Accordingly, he also sees the company’s EV/Revenue multiple dropping from the reported 8.3x in 2020 to 7.4x in 2021, then plummeting to a projected 3.1x in 2022.

Meanwhile, Keywood also forecasts growth in the overall EBITDA and margin, projecting growth from $24.1 million and an implied 43 per cent margin in 2020 to an estimated $28.1 million and implied 45 per cent margin in 2021, followed by another forecasted jump to $66.8 million in EBITDA, though the implied margin dips slightly to 44.6 per cent.

Keywood’s EV/EBITDA multiple projections also takes a step forward, with the analyst forecasting a drop from 19.3x in 2020 to a projected 16.5x in 2021 before falling off to a projected 7x in 2023.

Overall, Keywood continues to view HLS Therapeutics as a unique specialty pharma company with a solid management team and strong but undervalued cash flow platform in-place to leverage new growth.

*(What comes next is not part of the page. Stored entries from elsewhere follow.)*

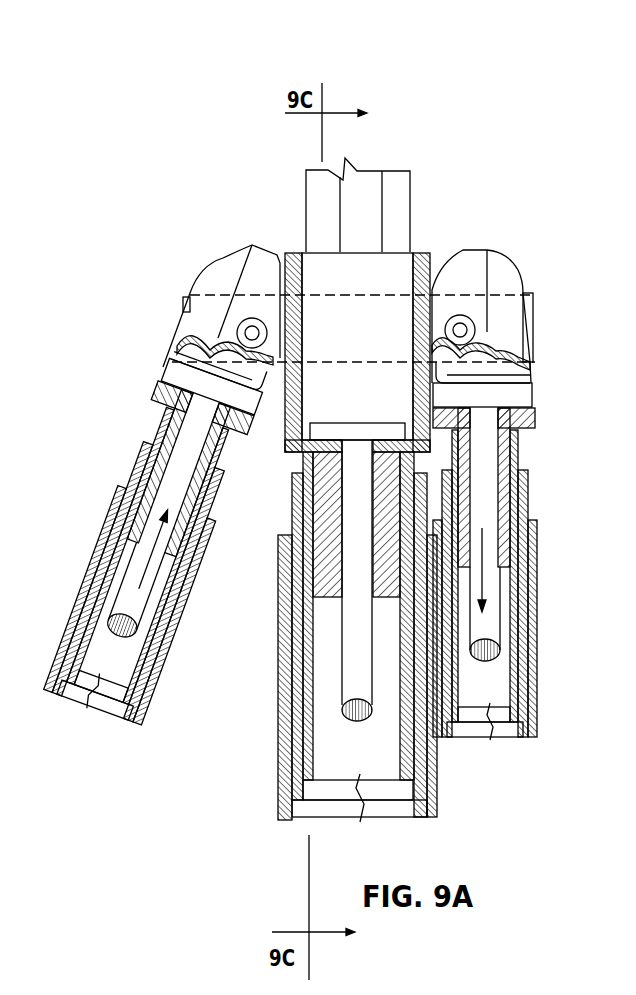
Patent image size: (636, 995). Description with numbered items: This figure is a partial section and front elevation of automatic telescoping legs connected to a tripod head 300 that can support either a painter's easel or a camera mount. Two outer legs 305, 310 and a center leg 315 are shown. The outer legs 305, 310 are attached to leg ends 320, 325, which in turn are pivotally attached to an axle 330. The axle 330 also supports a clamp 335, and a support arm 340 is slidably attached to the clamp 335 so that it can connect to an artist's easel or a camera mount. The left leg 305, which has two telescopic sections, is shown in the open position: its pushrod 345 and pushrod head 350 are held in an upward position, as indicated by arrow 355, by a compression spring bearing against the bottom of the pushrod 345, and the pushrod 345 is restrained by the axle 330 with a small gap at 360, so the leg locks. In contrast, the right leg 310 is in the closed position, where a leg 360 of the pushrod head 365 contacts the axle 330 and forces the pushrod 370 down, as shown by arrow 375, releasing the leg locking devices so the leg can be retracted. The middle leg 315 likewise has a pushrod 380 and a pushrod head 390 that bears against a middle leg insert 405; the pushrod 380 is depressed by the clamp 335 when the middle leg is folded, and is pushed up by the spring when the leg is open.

The tripod head 300 is at (476, 165).
The left outer leg 305 is at (168, 686).
The right outer leg 310 is at (544, 628).
The center leg 315 is at (440, 780).
The leg end 320 is at (232, 272).
The leg end 325 is at (505, 283).
The axle 330 is at (538, 320).
The clamp 335 is at (372, 272).
The support arm 340 is at (398, 180).
The pushrod 345 is at (127, 602).
The pushrod head 350 is at (177, 357).
The arrow 355 is at (142, 563).
The gap / leg of pushrod head 360 is at (532, 373).
The pushrod head 365 is at (517, 393).
The pushrod 370 is at (497, 655).
The arrow 375 is at (537, 522).
The pushrod 380 is at (352, 688).
The pushrod head 390 is at (323, 432).
The middle leg insert 405 is at (293, 253).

“We have performed extensive due diligence on HLS’ current platform of products, including speaking to many medical contacts, including doctors and industry experts,” Keywood said. “From this due diligence, we believe there are certain benefits to the platform that are not reflected in the stock price, and also think management will be successful in executing on new value creating transactions.”

HLS’ stock momentum has halted with a ten per cent loss in the last 12 months, but it has yielded a 1.6 per cent return since the start of 2022. The stock’s 52-week high came on March 19 at $21.37/share, but dropped off to a 52-week low of $13.86/share on December 14.